The UK had an opportunity to lift the level of commitment it first made at the G7 summit in June when Joe Biden convened a further pledging conference during the UN general assembly in September, but the UK made no announcements, and the prime minister, Boris Johnson, did not even attend.

At the UN summit, Biden increased the level of US commitment, saying: “For every one shot we’ve administered to date in America, we have now committed to do three shots to the rest of the world.”

Greenhill said: “The UK government is being extremely cautious about the vaccines it needs for the domestic rollout. We understand the concerns around the domestic situation, but from a moral perspective it is wrong that a lot of people in the UK are getting their third dose when even health workers in low-income countries have not had a single dose.

“There is a wider practical self-interest point – if we are to end the pandemic we really need to vaccinate the world so we get the global economy back on track.”

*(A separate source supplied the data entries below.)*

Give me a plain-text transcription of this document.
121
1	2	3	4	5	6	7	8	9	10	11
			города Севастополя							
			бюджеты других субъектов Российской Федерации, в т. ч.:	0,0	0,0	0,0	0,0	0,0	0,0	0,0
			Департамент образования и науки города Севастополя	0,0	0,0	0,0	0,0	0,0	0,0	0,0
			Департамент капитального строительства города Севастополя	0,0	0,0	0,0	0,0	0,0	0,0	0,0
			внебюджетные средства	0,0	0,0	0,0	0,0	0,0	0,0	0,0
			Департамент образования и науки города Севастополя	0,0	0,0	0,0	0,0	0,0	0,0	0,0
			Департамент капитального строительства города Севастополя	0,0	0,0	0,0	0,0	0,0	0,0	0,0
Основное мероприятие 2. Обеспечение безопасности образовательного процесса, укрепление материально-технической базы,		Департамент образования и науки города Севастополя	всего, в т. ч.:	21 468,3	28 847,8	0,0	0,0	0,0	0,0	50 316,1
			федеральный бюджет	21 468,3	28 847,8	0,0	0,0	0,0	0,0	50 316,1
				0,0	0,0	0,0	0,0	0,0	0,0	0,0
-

She added that there was no sign the UK could justify the disparity in vaccine distribution pledges on the grounds of suffering uniquely difficult supply-side constraints. The UK is committed to sharing 80% of its 30m vaccines this year through the global purchasing and distribution mechanism known as Covax, with the remainder distributed bilaterally.

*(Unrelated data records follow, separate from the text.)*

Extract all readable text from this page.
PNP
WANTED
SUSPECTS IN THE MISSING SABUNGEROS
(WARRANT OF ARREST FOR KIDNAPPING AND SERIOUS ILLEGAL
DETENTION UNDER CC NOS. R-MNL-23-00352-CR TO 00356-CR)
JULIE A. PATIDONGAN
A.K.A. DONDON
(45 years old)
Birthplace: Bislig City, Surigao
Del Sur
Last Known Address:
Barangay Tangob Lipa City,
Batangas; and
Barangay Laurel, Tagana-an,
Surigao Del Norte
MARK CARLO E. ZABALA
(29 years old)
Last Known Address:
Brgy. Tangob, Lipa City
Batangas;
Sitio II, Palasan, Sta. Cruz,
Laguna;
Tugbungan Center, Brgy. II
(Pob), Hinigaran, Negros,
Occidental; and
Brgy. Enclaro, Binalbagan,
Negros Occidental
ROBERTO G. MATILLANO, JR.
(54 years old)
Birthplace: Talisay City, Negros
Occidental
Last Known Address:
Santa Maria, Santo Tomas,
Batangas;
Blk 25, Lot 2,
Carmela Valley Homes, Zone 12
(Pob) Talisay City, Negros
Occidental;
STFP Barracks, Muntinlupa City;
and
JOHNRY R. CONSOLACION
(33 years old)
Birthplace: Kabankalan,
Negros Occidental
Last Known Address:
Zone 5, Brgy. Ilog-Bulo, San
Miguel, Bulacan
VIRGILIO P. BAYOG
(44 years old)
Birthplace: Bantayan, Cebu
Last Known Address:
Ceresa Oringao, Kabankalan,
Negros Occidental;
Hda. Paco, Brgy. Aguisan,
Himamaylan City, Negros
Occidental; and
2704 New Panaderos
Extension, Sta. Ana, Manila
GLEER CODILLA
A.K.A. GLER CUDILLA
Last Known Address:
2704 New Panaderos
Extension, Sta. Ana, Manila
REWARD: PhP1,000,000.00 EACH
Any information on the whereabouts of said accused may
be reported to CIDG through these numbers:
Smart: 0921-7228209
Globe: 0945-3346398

The UK’s stated plans are more ambitious for vaccine distribution in 2022, promising to distribute 100m vaccines by the end of next year, the same target as Germany, but less than France, the EU and the US. However, the One campaign said it was critical that doses were distributed quickly so they would be available for use this winter rather than in spring. “Speed really matters,” Greenhill said.

The One figures dovetail with a call made by the former prime minister Gordon Brown for an emergency airlift of surplus vaccines. He calculates that there are 240m unused vaccines worldwide that, if deployed to the right countries, could save 60,000 lives.

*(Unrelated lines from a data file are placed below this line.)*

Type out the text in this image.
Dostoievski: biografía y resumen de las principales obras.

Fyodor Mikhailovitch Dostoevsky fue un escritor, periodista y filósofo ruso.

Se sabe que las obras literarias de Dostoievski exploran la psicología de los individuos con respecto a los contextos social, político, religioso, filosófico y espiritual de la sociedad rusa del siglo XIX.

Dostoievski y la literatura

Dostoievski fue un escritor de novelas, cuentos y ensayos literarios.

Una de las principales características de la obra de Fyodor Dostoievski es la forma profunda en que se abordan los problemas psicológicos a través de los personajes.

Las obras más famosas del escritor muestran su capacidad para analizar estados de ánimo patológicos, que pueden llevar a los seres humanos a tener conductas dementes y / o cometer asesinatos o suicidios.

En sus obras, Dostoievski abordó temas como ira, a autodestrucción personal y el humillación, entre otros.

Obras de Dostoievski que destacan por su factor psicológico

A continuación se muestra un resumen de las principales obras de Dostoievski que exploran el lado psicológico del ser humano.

Brown, who was appointed last month as an adviser to the World Health Organization, called on the G20 to back “the biggest peacetime public policy decision” by supporting an October airlift to send unused vaccines to parts of the global south that are in the most need.

At the G7 summit, the UK said its vaccine dose-sharing costs would be counted as additional to the overseas development assistance (ODA) budget, but in recent weeks that has been brought into question. Greenhill said that if the vaccines costs were included as part of ODA, the impact could be as much as £1bn on the rest of the aid budget.

The precise cost of dose-sharing per country is hard to calculate because of the lack of transparency about the original cost of the doses.